Selon lui, depuis 2008 et le début de la crise financière, les socialistes sont en résistance face à une Europe aux trois quarts à droite ou, en Belgique, dans un parlement aux deux tiers à droite. Certes le gouvernement fédéral est-il dirigé par un socialiste, Elio Di Rupo, mais "ce gouvernement reste un gouvernement de compromis, un gouvernement centriste où nous devons nous battre tous les jours".
Parmi les combats évoqués par M. Magnette figure l'indexation automatique des salaires, instaurée au lendemain de la Première guerre mondiale par un ministre socialiste, Joseph Wauters. "Nous la défendons depuis un siècle contre la droite et ils peuvent continuer à l'attaquer autant qu'ils veulent: au plus ils l'attaqueront, au plus nous la défendrons", a averti le ministre.
M. Magnette a également dit sa volonté de défendre une économie industrielle en Europe et dans la région carolorégienne marquée récemment par les annonces de la fin des hauts-fourneaux de Carsid ou de licenciements à l'imprimerie Hélio Charleroi d'Heppignies. "Charleroi ne veut pas rompre avec son histoire industrielle mais au contraire rebondir", a-t-il affirmé.

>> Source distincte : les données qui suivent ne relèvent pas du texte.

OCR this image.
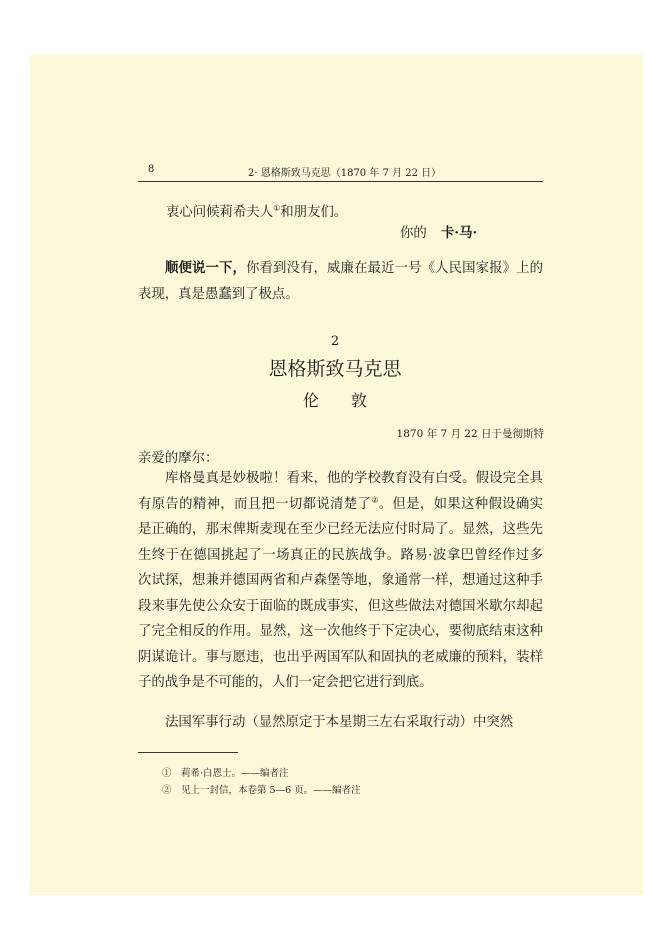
8	2· 恩格斯致马克思（1870 年 7 月 22 日）
衷心问候莉希夫人①和朋友们。
你的 卡·马·
顺便说一下，你看到没有，威廉在最近一号《人民国家报》上的表现，真是愚蠢到了极点。
2
恩格斯致马克思
伦　　敦
1870 年 7 月 22 日于曼彻斯特
亲爱的摩尔：
库格曼真是妙极啦！看来，他的学校教育没有白受。假设完全具有原告的精神，而且把一切都说清楚了②。但是，如果这种假设确实是正确的，那末俾斯麦现在至少已经无法应付时局了。显然，这些先生终于在德国挑起了一场真正的民族战争。路易·波拿巴曾经作过多次试探，想兼并德国两省和卢森堡等地，象通常一样，想通过这种手段来事先使公众安于面临的既成事实，但这些做法对德国米歇尔却起了完全相反的作用。显然，这一次他终于下定决心，要彻底结束这种阴谋诡计。事与愿违，也出乎两国军队和固执的老威廉的预料，装样子的战争是不可能的，人们一定会把它进行到底。
法国军事行动（显然原定于本星期三左右采取行动）中突然
①　莉希·白恩士。——编者注
②　见上一封信，本卷第 5—6 页。——编者注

Le ministre a annoncé que de "vraies perspectives" se dégageaient pour créer plusieurs centaines d'emploi dans la région, mais il n'a pas voulu en dire plus.
Les dix pistes d'Onkelinx pour en finir avec l'austérité aveugle
Il faut exécuter le volet de l'accord de gouvernement qui augmenterait la rémunération des travailleurs salariés et investir dans le non-marchand, a affirmé mardi la vice-Première ministre socialiste Laurette Onkelinx, devant plus de 300 militants du PS bruxellois réunis à l'occasion de la Fête du travail.

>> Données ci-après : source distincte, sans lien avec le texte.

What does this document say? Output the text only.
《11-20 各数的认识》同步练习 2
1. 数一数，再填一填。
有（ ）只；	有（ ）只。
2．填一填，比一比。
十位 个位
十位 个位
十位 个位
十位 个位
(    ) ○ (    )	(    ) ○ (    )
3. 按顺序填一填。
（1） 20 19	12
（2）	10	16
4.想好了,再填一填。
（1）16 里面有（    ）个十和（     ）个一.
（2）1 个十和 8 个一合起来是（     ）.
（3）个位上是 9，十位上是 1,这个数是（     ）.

La ministre des Affaires sociales a relevé dix perpectives de redressement de la compétitivité et de l'emploi à traduire dans "une solide politique de relance" dès le mois de juin. "Face à la peur engendrée par la crise, nous avons le devoir de remettre la confiance au coeur du quotidien", a-t-elle affirmé. Outre la réforme fiscale et les moyens à dégager pour le non-marchand, Laurette Onkelinx a souhaité une orientation forte pour soutenir les PME, "dindons de la farce de ceux qui veulent à tout prix protéger les grandes entreprises".

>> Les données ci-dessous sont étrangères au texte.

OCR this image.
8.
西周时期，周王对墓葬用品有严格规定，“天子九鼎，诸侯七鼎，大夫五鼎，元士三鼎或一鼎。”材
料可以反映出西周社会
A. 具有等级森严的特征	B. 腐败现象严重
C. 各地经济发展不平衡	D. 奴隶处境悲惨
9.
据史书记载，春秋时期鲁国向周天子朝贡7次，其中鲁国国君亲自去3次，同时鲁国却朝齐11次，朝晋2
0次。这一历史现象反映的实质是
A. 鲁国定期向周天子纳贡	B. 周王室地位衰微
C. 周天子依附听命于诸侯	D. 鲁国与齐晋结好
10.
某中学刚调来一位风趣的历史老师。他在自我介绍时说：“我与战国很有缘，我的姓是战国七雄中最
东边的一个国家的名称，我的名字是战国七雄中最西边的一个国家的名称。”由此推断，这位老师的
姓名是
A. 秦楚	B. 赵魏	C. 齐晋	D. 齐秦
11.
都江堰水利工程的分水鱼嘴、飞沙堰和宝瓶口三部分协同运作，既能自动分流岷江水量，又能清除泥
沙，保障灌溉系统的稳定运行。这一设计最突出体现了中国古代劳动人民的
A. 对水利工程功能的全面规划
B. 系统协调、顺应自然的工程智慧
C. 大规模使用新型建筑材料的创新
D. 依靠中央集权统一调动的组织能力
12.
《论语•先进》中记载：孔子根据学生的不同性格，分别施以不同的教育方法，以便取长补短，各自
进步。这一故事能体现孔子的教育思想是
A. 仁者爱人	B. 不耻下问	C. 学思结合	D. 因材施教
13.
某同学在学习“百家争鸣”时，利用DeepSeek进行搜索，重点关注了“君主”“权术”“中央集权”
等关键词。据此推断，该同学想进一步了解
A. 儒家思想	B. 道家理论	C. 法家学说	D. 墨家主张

Elle demande qu'un chapitre entier soit consacré à la jeunesse via une politique de soutien au logement, aux écoles, aux crèches et à la formation. La ministre des Affaires sociales a également jugé nécessaire de réorienter les diminutions de cotisations sociales pour favoriser la réinsertion sur le marché du travail. A ses yeux, il importe aussi de soutenir la recherche et l'innovation.
Les socialistes mettront aussi sur table des propositions pour permettre une meilleure concurrence et un contrôle sur les prix, pour obliger les banques à mieux irriguer l'économie réelle - en créant un
nouveau carnet d'épargne dédicacé à la croissance -, ou encore pour réformer le modèle financement de la sécurité sociale. Mais il faut aussi "une Europe qui remette l'argent à sa propre place, celle d'un serviteur et non d'un maître. Si demain François Hollande devient président, je plaiderai pour que le gouvernement belge soutienne sa demande de rajouter un volet sur la croissance dans le nouveau traité sur la discipline budgétaire", a-t-elle encore dit.